The Werderaner Wachtelberg is a 6.2 ha vineyard in the town of Werder (Havel) in Brandenburg. As the northernmost outpost of the Saale-Unstrut wine region, it is the most northern registered location for QbA quality wine in Germany.

== Location, climate and soil ==
The Wachtelberg (German for "quail's mountain") is located on a 60 m high hill east of the River Havel shaped in the last ice age. The ridge is a remnant of a terminal moraine, formed in the Weichselian glaciation of the last glacial period.

There is a temperate climate on the Werderaner Wachtelberg, affected by the Atlantic climate from the north and west and a continental climate from the east. Weather extremes are not commonplace. The temperature profile around Werder is similar to the national average for Germany. Seasonal temperature fluctuations are smaller than the usual continental climate, but higher than in the balanced maritime climate of coastal regions. Precipitation is, with an annual sum of 519 mm, also relatively small. The area is surrounded by the Schwielowsee, Großer Zernsee and the Glindow-See, and due to its positioning between these vast lakes, a slightly higher than German-average temperature is often measured.

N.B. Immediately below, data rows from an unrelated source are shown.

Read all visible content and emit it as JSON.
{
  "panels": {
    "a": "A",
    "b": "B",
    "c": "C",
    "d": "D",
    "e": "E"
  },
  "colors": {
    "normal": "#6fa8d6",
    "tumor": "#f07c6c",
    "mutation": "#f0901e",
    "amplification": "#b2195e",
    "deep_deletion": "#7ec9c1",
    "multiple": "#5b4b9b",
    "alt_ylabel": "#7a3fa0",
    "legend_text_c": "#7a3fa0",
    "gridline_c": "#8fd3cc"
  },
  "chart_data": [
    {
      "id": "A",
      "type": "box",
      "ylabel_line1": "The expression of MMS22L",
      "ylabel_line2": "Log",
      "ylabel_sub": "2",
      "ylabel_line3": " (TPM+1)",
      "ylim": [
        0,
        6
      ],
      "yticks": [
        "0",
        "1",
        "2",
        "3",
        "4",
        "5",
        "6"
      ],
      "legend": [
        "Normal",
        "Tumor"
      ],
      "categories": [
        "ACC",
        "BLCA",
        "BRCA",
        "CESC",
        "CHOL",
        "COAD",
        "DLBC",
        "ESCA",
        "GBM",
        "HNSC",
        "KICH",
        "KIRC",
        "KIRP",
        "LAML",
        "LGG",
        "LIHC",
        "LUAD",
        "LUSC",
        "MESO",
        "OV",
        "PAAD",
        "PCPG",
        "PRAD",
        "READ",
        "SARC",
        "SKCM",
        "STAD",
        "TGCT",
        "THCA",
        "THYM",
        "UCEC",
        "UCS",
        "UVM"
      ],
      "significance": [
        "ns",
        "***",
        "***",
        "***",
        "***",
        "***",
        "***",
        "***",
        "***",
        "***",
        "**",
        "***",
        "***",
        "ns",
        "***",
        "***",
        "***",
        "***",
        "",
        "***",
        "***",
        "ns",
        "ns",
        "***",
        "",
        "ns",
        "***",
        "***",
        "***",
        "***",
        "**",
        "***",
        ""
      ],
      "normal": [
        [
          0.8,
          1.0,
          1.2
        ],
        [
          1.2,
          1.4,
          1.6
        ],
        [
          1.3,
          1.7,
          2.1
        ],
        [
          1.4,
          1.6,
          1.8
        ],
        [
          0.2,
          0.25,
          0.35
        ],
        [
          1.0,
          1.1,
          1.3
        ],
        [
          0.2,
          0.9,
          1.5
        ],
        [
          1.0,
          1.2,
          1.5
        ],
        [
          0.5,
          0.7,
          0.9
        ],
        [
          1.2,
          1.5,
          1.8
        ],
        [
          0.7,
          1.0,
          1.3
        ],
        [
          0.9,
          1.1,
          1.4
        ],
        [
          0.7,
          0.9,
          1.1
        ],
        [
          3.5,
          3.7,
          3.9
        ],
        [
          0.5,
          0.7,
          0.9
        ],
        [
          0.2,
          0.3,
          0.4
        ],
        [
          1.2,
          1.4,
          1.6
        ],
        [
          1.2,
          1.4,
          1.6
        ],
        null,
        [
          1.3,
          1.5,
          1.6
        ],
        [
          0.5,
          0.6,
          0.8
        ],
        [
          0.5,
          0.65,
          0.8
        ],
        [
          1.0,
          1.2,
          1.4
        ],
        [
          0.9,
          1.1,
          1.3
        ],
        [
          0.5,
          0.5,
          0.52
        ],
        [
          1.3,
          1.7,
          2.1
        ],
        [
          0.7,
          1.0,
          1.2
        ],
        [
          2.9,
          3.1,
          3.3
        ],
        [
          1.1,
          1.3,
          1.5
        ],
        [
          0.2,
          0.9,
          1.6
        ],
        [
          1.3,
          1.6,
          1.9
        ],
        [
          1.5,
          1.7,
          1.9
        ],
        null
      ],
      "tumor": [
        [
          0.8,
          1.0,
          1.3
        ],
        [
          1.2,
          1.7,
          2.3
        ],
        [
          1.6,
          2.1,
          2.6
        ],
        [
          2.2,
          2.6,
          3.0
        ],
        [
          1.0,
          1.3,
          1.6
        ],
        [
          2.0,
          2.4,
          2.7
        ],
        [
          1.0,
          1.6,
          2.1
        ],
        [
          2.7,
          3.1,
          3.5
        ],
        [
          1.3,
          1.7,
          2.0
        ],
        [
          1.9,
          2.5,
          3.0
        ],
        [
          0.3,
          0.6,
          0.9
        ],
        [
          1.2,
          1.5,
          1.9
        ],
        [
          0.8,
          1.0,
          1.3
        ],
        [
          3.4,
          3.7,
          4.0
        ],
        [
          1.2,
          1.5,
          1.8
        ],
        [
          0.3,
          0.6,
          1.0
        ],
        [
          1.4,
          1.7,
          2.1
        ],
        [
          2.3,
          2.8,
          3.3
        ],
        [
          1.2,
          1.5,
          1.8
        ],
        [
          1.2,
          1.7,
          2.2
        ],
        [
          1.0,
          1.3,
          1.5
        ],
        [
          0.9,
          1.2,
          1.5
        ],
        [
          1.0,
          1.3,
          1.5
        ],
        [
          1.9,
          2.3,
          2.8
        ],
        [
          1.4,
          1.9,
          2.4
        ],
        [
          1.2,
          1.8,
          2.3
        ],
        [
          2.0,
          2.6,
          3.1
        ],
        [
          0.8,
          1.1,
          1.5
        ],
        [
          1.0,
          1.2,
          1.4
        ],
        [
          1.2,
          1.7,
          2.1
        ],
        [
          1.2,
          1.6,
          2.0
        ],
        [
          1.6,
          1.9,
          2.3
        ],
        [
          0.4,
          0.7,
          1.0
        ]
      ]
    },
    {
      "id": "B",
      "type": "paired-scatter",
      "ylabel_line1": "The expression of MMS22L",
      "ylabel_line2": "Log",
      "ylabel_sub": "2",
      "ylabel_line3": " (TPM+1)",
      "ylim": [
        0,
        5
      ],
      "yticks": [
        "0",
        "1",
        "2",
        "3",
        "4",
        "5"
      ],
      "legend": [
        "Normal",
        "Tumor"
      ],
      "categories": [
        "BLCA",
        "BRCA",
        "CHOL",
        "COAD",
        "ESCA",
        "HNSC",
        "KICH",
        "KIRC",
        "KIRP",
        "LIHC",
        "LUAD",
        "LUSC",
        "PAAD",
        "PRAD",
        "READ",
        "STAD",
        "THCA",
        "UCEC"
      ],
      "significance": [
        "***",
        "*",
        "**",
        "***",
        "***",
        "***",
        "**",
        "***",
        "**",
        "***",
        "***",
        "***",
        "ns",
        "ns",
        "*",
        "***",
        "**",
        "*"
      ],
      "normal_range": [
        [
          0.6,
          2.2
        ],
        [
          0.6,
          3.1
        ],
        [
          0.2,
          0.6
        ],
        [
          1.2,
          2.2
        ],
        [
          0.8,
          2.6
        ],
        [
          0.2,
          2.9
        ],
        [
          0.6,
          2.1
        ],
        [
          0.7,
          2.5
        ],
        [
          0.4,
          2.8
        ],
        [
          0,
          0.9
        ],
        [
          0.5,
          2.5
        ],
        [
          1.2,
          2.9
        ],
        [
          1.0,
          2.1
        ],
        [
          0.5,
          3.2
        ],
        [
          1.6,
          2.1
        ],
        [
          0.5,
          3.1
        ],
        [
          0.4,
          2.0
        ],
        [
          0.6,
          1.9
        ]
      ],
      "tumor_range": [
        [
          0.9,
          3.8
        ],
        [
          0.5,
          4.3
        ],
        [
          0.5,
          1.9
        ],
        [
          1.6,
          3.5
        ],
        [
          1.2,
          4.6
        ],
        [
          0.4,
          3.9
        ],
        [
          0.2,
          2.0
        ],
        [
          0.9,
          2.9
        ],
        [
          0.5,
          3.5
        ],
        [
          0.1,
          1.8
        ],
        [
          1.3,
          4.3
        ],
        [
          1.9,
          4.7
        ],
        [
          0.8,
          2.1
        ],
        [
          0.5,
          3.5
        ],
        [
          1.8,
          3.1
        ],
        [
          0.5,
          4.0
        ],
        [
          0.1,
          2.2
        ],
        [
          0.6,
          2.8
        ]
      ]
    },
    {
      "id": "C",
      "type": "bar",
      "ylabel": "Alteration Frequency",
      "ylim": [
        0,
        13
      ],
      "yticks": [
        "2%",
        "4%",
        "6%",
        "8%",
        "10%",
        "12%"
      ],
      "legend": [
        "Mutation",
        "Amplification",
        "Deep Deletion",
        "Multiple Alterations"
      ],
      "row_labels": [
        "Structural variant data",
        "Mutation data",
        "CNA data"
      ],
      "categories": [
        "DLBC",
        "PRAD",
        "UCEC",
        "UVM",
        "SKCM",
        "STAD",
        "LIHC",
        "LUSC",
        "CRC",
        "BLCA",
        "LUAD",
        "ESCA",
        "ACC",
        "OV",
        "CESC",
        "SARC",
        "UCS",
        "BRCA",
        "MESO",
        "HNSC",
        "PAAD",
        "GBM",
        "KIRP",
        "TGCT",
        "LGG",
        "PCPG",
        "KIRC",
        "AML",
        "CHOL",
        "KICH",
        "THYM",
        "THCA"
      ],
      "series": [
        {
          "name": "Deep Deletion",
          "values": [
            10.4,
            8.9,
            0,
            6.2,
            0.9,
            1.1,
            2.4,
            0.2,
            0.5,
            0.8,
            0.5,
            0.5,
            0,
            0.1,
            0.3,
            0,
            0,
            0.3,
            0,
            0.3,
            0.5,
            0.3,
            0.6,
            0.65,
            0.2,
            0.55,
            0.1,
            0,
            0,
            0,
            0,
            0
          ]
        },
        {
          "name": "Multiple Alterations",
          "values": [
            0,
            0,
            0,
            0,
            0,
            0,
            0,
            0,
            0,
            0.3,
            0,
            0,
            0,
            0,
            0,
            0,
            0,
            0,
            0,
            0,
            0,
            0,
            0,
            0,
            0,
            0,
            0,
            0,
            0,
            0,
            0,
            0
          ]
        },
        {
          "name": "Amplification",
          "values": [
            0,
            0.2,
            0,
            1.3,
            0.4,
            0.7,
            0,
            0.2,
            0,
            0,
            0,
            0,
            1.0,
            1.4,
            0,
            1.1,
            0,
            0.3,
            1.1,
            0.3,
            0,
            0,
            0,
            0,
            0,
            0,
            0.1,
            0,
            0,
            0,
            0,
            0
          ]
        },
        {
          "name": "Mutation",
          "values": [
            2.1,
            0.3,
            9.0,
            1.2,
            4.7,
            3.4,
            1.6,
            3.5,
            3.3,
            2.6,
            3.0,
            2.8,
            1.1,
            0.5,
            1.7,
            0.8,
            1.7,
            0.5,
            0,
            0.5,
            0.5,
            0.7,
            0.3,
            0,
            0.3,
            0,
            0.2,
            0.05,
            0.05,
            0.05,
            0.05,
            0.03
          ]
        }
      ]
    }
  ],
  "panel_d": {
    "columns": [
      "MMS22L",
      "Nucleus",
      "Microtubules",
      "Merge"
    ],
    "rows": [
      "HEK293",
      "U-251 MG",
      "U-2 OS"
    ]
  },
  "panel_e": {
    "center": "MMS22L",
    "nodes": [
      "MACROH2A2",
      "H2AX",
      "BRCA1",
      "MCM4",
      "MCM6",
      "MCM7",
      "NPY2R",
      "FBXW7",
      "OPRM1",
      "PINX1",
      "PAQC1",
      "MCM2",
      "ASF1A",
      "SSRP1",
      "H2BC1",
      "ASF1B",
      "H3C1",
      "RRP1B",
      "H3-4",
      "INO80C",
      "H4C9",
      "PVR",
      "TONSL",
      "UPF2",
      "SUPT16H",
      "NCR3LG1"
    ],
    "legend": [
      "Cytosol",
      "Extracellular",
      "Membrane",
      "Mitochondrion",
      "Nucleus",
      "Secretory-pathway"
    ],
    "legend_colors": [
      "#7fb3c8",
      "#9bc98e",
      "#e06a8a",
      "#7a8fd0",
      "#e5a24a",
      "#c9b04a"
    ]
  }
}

The peculiarity of the vineyard is that the vines grow in slightly argillaceous sand soil. This sandy soil produces mild wines with low acidity. In 1991, the vineyard was affiliated as a single vineyard site ("großlagenfreie Einzellage") by the wine growing region of Saale-Unstrut and thus recognized by the EU. The Wachtelberg is now a classified German vineyard and can be found under the registration 11.1.5.-017 in the vineyard register (Weinbergrolle).

== Viticulture introduction to the Margraviate of Brandenburg ==
The introduction of viticulture in the Margraviate of Brandenburg was part of the German eastward expansion, which was started in 1125 by King Lothair III. As a result of this policy, Albert the Bear established his rule in Brandenburg some 25 years later. Historical studies have shown that a wine culture was introduced to Brandenburg from the West. This introduction is part of a west-east spread of viticulture in the Middle Ages in connection with the extension of Frankish and German domination and the spread of Christianity in Europe. During the whole period of the Middle Ages, the Roman Catholic Church and its monasteries were sponsors of the wine culture in the margraviate. The church promoted wineries because wine was used for Holy Communion. In addition to the Franks and the Flemish settlers, it was the Cistercians who played a decisive role in viticulture around the Havel at the time. This must be regarded as the origins for the vineyard in Werder. In order to be able to meet the demands for consistently high quality, the winegrower had to be able to react flexibly to the time of harvest, varieties, quantities and external influences. A transport of the grapes to Saxony-Anhalt resulted in considerable losses in quality. Therefore, Dr. Lindicke decided to build his own winery in Werder. This has been in operation since 2012 and the grapes can be processed immediately after harvesting.